3. Promote more cautious prescribing for acute pain

Opioids are essential medicines to treat severe pain after surgery or serious injury, but too often are prescribed for pain that could be treated with other medications, such as dental surgery. When opioid use is unavoidable, dosage should be as low and duration as brief as possible, as dependence can develop in as little as one week. Prescriptions for more than 3 days of medication for acute pain are dangerous and should be rare.

4. Restrict or eliminate marketing of opioids for chronic pain

The risks of opioids are likely greater than the benefits for common chronic conditions (e.g., low back pain, fibromyalgia). However, patients with these conditions have been the target for opioid marketing. The US Food and Drug Administration (FDA) should halt marketing of opioids for situations where risks of use outweigh potential benefits.

5. Increase insurance coverage for non-opioid pain management

Chronic pain is a serious and potentially disabling problem for millions of people. Opioids are likely less effective and certainly more dangerous than other methods of pain management. Full reimbursement for non-prescription analgesics, such as acetaminophen or NSAIDs, would remove financial disincentives for patients. Easier access to and low or no copayments for physical therapy and other non-drug pain management could reduce medication use and improve patient outcomes.

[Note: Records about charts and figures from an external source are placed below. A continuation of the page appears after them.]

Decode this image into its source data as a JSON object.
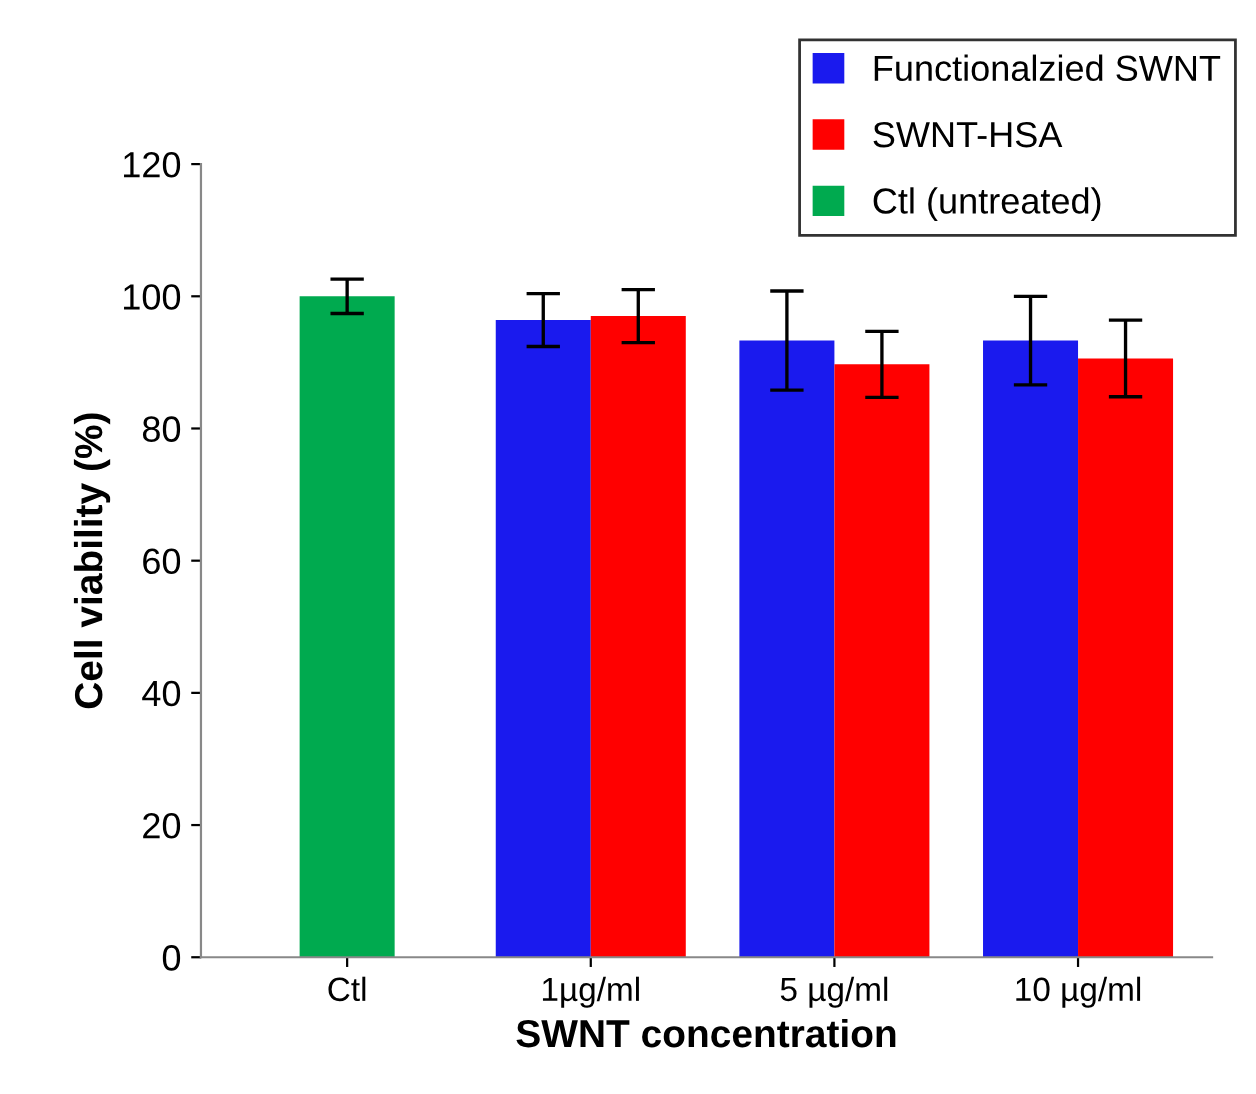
{
  "chart_data": {
    "type": "bar",
    "xlabel": "SWNT concentration",
    "ylabel": "Cell viability (%)",
    "categories": [
      "Ctl",
      "1µg/ml",
      "5 µg/ml",
      "10 µg/ml"
    ],
    "series": [
      {
        "name": "Functionalzied SWNT",
        "color": "#1a1aee",
        "values": [
          null,
          96.4,
          93.3,
          93.3
        ],
        "errors": [
          null,
          4,
          7.5,
          6.7
        ]
      },
      {
        "name": "SWNT-HSA",
        "color": "#ff0000",
        "values": [
          null,
          97,
          89.7,
          90.6
        ],
        "errors": [
          null,
          4,
          5,
          5.8
        ]
      },
      {
        "name": "Ctl (untreated)",
        "color": "#00aa4f",
        "values": [
          100,
          null,
          null,
          null
        ],
        "errors": [
          2.6,
          null,
          null,
          null
        ]
      }
    ],
    "ylim": [
      0,
      120
    ],
    "yticks": [
      0,
      20,
      40,
      60,
      80,
      100,
      120
    ],
    "grid": false,
    "legend": "top right"
  }
}
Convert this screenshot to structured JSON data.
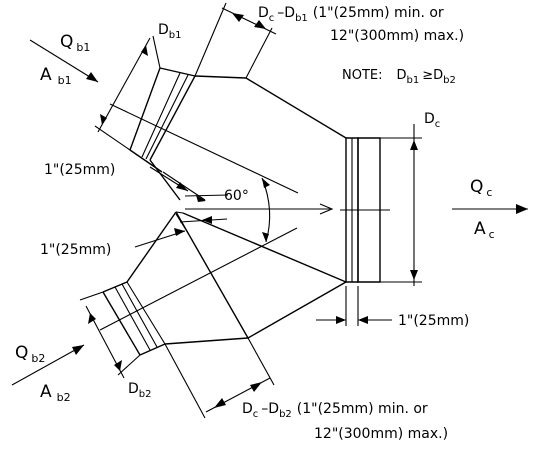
{
  "note": {
    "label": "NOTE:",
    "relation_left": "D",
    "relation_left_sub": "b1",
    "relation_symbol": "≥",
    "relation_right": "D",
    "relation_right_sub": "b2"
  },
  "branch1": {
    "flow_symbol": "Q",
    "flow_sub": "b1",
    "area_symbol": "A",
    "area_sub": "b1",
    "diameter_symbol": "D",
    "diameter_sub": "b1",
    "length_dim_left": "D",
    "length_dim_left_sub": "c",
    "length_dim_minus": "–D",
    "length_dim_minus_sub": "b1",
    "length_dim_line1": "(1\"(25mm) min. or",
    "length_dim_line2": "12\"(300mm) max.)",
    "spacing_label": "1\"(25mm)"
  },
  "branch2": {
    "flow_symbol": "Q",
    "flow_sub": "b2",
    "area_symbol": "A",
    "area_sub": "b2",
    "diameter_symbol": "D",
    "diameter_sub": "b2",
    "length_dim_left": "D",
    "length_dim_left_sub": "c",
    "length_dim_minus": "–D",
    "length_dim_minus_sub": "b2",
    "length_dim_line1": "(1\"(25mm) min. or",
    "length_dim_line2": "12\"(300mm) max.)",
    "spacing_label": "1\"(25mm)"
  },
  "common": {
    "flow_symbol": "Q",
    "flow_sub": "c",
    "area_symbol": "A",
    "area_sub": "c",
    "diameter_symbol": "D",
    "diameter_sub": "c",
    "collar_label": "1\"(25mm)"
  },
  "angle_label": "60°"
}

6. Interrupt the supply of illicit opioids

As with tobacco and alcohol, if heroin and illicitly produced synthetic opioids such as fentanyl are more expensive and more difficult to obtain, use is likely to decrease. In addition, the legal system can implement programs such as treatment as an alternative to incarceration, and correctional facilities can provide treatment for addicted inmates and linkage to treatment services upon release.

7. Identify possible opioid addiction early

Early identification and treatment of opioid addiction can reduce the risk of overdose, injection drug use, and medical complications. States should mandate prescriber checking of and timely data to PDMPs, and state health officials should identify patterns of use that may indicate opioid-addiction (excess prescriptions filled, increasing dosages) as early as possible and facilitate referral to treatment.

8. Expand access to treatment

Many patients who would benefit from buprenorphine or methadone treatment will receive it only if it becomes more attractive and accessible than either prescription or illicit opioids. In France, opioid overdose deaths decreased 79 percent six years after widespread prescribing of buprenorphine. Access to buprenorphine could be expanded if the federal government removes regulatory barriers and incentivize or require health systems to offer buprenorphine treatment. It’s cruelly ironic that the only opioid that may be less addictive than heroin — buprenorphine — has the most barriers to prescription.

9. Implement harm reduction for current users

Access to clean syringes — as Governor Mike Pence approved in Indiana, resulting in a rapid reduction of spread of HIV — can prevent injection-related infectious diseases, and access to naloxone can reduce fatal overdoses. The federal government should continue to assist state and county efforts to make naloxone and clean syringes more widely available, and the FDA should accelerate efforts to approve an over-the-counter naloxone product.

10. Consider removing ultra-high dosage opioids from the market

Commonly used formulations of opioids are dangerous and should be removed from the market. For example, a patient who takes one oxycodone 80 milligram tablet twice a day is consuming a dosage associated with a greatly increased risk of death. Because only one pill is taken at a time, people may not appreciate that this is an extremely high dose, and a single pill diverted from a prescription supply could result in a fatal overdose.

The opioid addiction epidemic has worsened over the course of a generation and will not end overnight. Governments at all levels must approach it as the national emergency it is and support rapid implementation of actions that will prevent people from becoming addicted, help people who are addicted, and save lives.

Tom Frieden, MD, MPH, is former Director of the Centers for Disease Control and Prevention and currently President and CEO of Resolve, an initiative of Vital Strategies.